于是,他心中生變,放言必要創出世間最完美最無缺的刀法來。
不想苦心孤詣,閉關日久,竟還真讓他悟出一套匪夷所思,達至完美的刀法。
這第一刀,他便殺了自己的親子。
這世上天地有缺,日月有缺,人又怎會無缺,又怎能無缺,故而這無缺的刀法又怎能為凡人所駕馭,所謂的無缺到頭來卻換來愛子慘死刀下,“魔刀”應勢而生。
遂心灰意冷,退隱生死門。
與不鳴則已一鳴驚人的無名不同,無名便似驚鴻一瞥,十數歲就已名震天下,先敗劍圣,再挑江湖,隱遁時亦不足雙十,別人一生所求,在他身上不過短短數載就已走完。而第一邪皇則是有幾分大器晚成之勢,直到“魔刀”出世,他才是真正的第一,可惜卻因魔性之故,唯恐為禍武林而藏鋒生死門,避世不出。
書歸正傳。
石門內,漆黑一片。
只在姬神秀身后石門合住的剎那,四周忽憑空點起幾盞燈火,晃晃悠悠,照出了石室的真容,原是個石窟,里面擺放著書架,上面擱置了不少藏書,布置的倒極為雅致。

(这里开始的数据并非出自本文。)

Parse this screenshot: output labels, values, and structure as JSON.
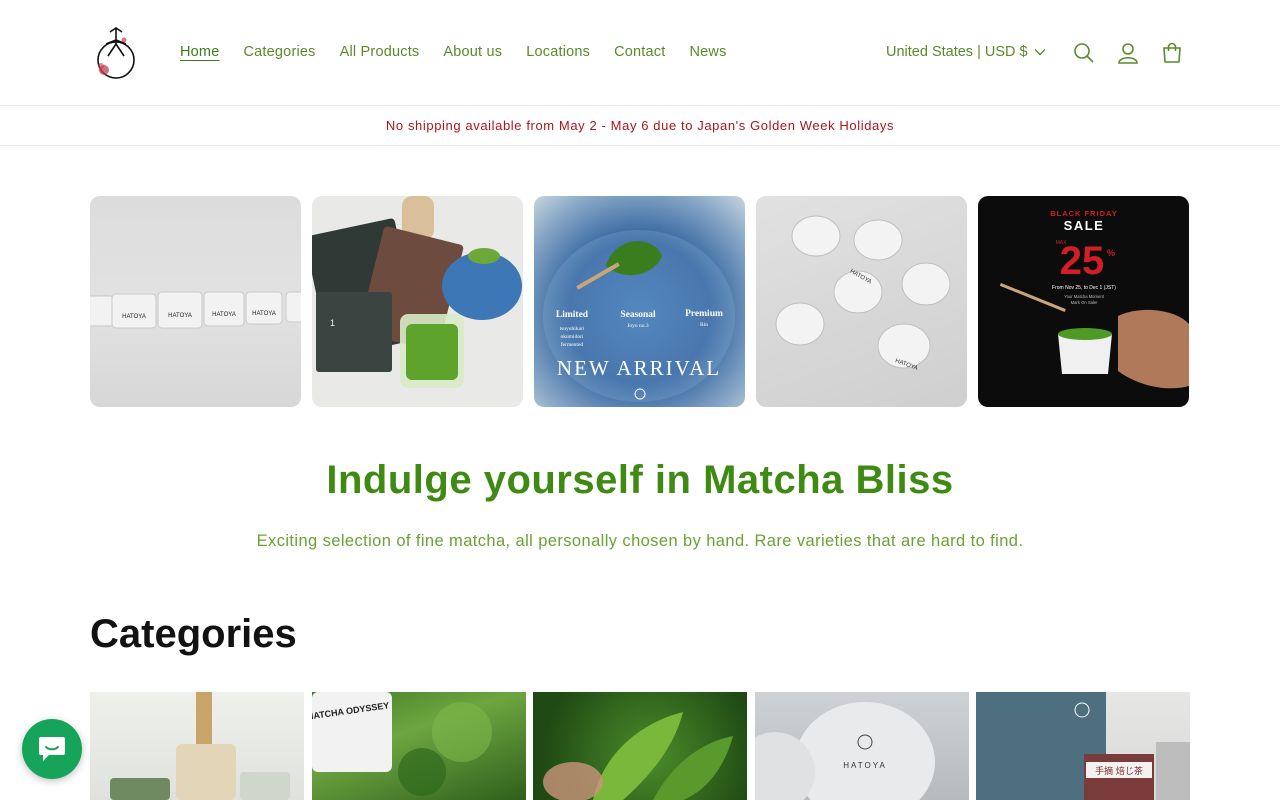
{
  "header": {
    "logo_icon": "hatoya-logo-icon",
    "nav": [
      {
        "label": "Home",
        "active": true
      },
      {
        "label": "Categories"
      },
      {
        "label": "All Products"
      },
      {
        "label": "About us"
      },
      {
        "label": "Locations"
      },
      {
        "label": "Contact"
      },
      {
        "label": "News"
      }
    ],
    "locale_label": "United States | USD $",
    "icons": [
      "search-icon",
      "account-icon",
      "cart-icon"
    ]
  },
  "announcement": {
    "text": "No shipping available from May 2 - May 6 due to Japan's Golden Week Holidays",
    "color": "#b0141a"
  },
  "slides": [
    {
      "tins_label": "HATOYA"
    },
    {
      "packet_number": "1"
    },
    {
      "labels": [
        {
          "title": "Limited",
          "lines": [
            "tsuyuhikari",
            "okumidori",
            "fermented"
          ]
        },
        {
          "title": "Seasonal",
          "lines": [
            "Joyo no.3"
          ]
        },
        {
          "title": "Premium",
          "lines": [
            "Rin"
          ]
        }
      ],
      "banner": "NEW ARRIVAL"
    },
    {
      "tins_label": "HATOYA"
    },
    {
      "kicker": "BLACK FRIDAY",
      "title": "SALE",
      "max_label": "MAX",
      "percent": "25",
      "percent_sign": "%",
      "dates": "From Nov 25, to Dec 1 (JST)",
      "tagline_1": "Your Matcha Moment",
      "tagline_2": "Mark On Sale!"
    }
  ],
  "hero": {
    "title": "Indulge yourself in Matcha Bliss",
    "subtitle": "Exciting selection of fine matcha, all personally chosen by hand. Rare varieties that are hard to find."
  },
  "categories": {
    "title": "Categories",
    "tile_text": {
      "shirt": "MATCHA ODYSSEY",
      "tin": "HATOYA",
      "box_label": "手摘 焙じ茶"
    }
  },
  "chat_icon": "chat-bubble-icon",
  "colors": {
    "nav_green": "#5a8a2a",
    "hero_green": "#3f8a12",
    "subtitle_green": "#6aa234",
    "chat_green": "#16a35a",
    "sale_red": "#d21f26"
  }
}
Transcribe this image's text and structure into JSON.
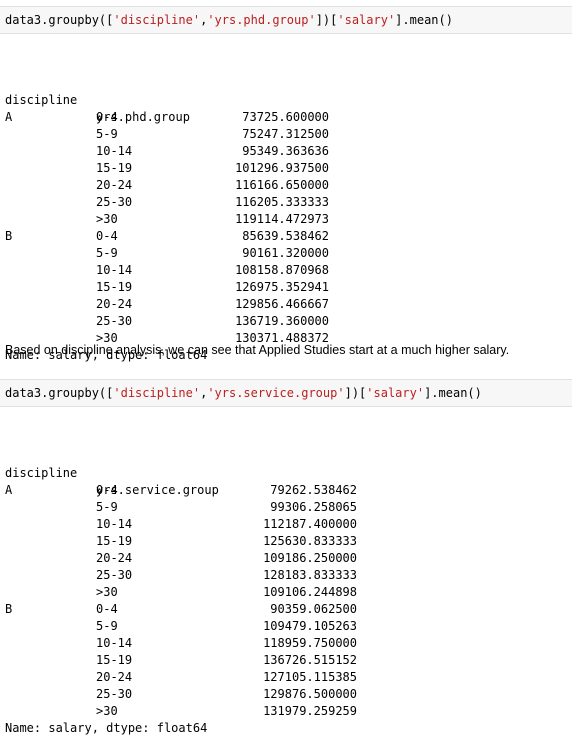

不過,有燈無燈對他而言都無甚大礙,進來之后,姬神秀的視線便看向不遠處的一角。
那里擺放著一張石床,石床上,一個模糊的輪廓正安靜的垂首盤坐著,面前擺著一盤棋局。
他未動,一動不動,仿佛已經死去。
可一股股令人悚然的氣息正不停的彌散開來。
豁然。
昏暗中,就見一雙眼睛抬了起來,暗紅血芒隱現,宛如兩團搖曳的鬼火。
“你是誰?”
本是普通尋常的話,可從他嘴里說出來卻極為怪異,甚至是詭異,寥寥三個字,他語氣忽高忽低,然后又變得平靜,變幻不定。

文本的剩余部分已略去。